Linear AC voltage measurement using controller without transformer.

Thread Starter

ralph stephenson

Joined Feb 12, 2019
1
Hello everybody,
I'm trying to make a voltage monitor to continuously display the voltage variation in my place. I tried using a transformer but it is not giving a linear output, also I tried the capacitor based circuit but it is efficient for continuous working. What should I do how can I measure AC voltage linearly using arduino? I want to convert 230V AC to 5V DC so that take bit values using arduino.
 

ericgibbs

Joined Jan 29, 2010
8,877
hi ralph,
Welcome to AAC.
Use a mains isolation step down transformer , say 5Vac output, full-wave rectify that to give approx 7Vdc and use a resistive divider.
Do you have an existing circuit that you could post.?
E
 

DickCappels

Joined Aug 21, 2008
5,944
If you use a Control Transformer the nonlinearity should be very small.
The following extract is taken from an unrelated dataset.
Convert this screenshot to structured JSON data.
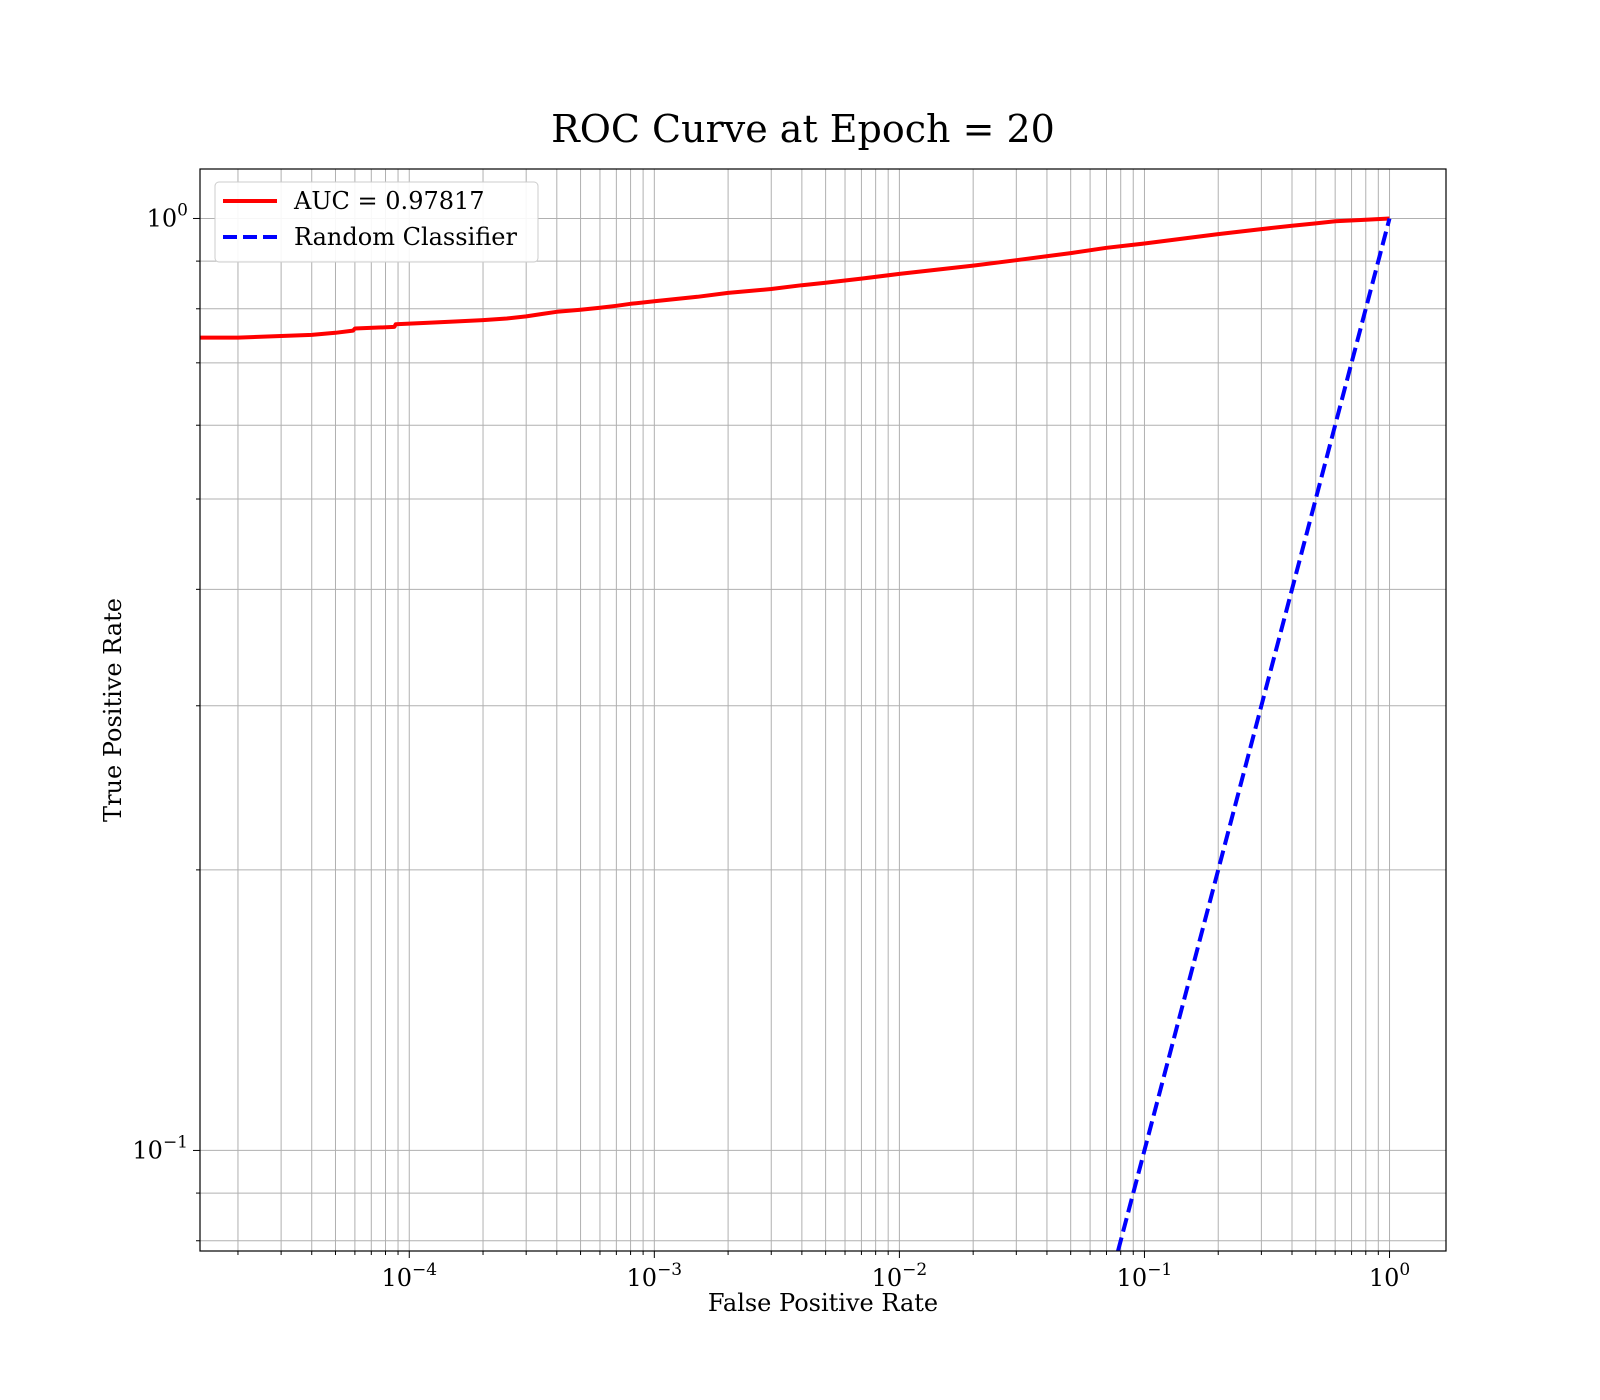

The nonlinearity is probably high magnetizing current (too little copper and too little core) causing voltage drops across the resistance of the primary winding (too little copper). Control transformers are designed to minimize this effect.

From the web:
A control transformer is an isolation transformer that provides good voltage regulation, and is also designed to provide a high degree of secondary voltage stability (regulation) during a brief period of overload condition (also referred to as “inrush current”). Control transformers are also known as Machine Tool Transformers, Industrial Control Transformers or Control Power Transformers.
 

Reloadron

Joined Jan 15, 2015
4,590
Hello everybody,
I'm trying to make a voltage monitor to continuously display the voltage variation in my place. I tried using a transformer but it is not giving a linear output, also I tried the capacitor based circuit but it is efficient for continuous working. What should I do how can I measure AC voltage linearly using arduino? I want to convert 230V AC to 5V DC so that take bit values using arduino.
Without a transformer things can get a little expensive. There are AC Voltage Transducers where a transducer takes a signal you have like AC mains Voltage and converts it into a signal you want like 0 to 5 VDC. They work great and can be extremely accurate. Unfortunately they come with a cost. If your AC mains is a nice clean sine wave then a simple Average responding transducer is fine but if you want a True RMS response they get expensive. Just as an example, The CR4800 Series, Average RMS Voltage Transducers and Transmitters are designed to provide a DC output proportional to the AC voltage input. It can be had with a 0-250 VAC input range and a 0 to 5 VDC output making scaling, for example on an Arduino, an easy task. The downside is they cost about $100 USD. A Google of "AC Voltage Transducers" will bring up plenty of similar AC Voltage Transducers. When you start getting into True RMS the cost really goes up. They are accurate and reliable but not practical for someone who just wants to measure their home AC mains voltage but they are out there.

I would stick with some of the mentioned solutions. You can get reasonably close measurements. There are also plenty of inexpensive data logging shields for Arduino so you can measure and data log your mains voltage over a period of time. Here is an AC Voltmeter using Arduino example. Basic transformer designs are the least expensive way to go.

Ron
 

AnalogKid

Joined Aug 1, 2013
8,149
I like the AH suggestion in #3. The uC can calculate the peak, RMS, or whatever value complete with long-term averaging, brownout detection, etc.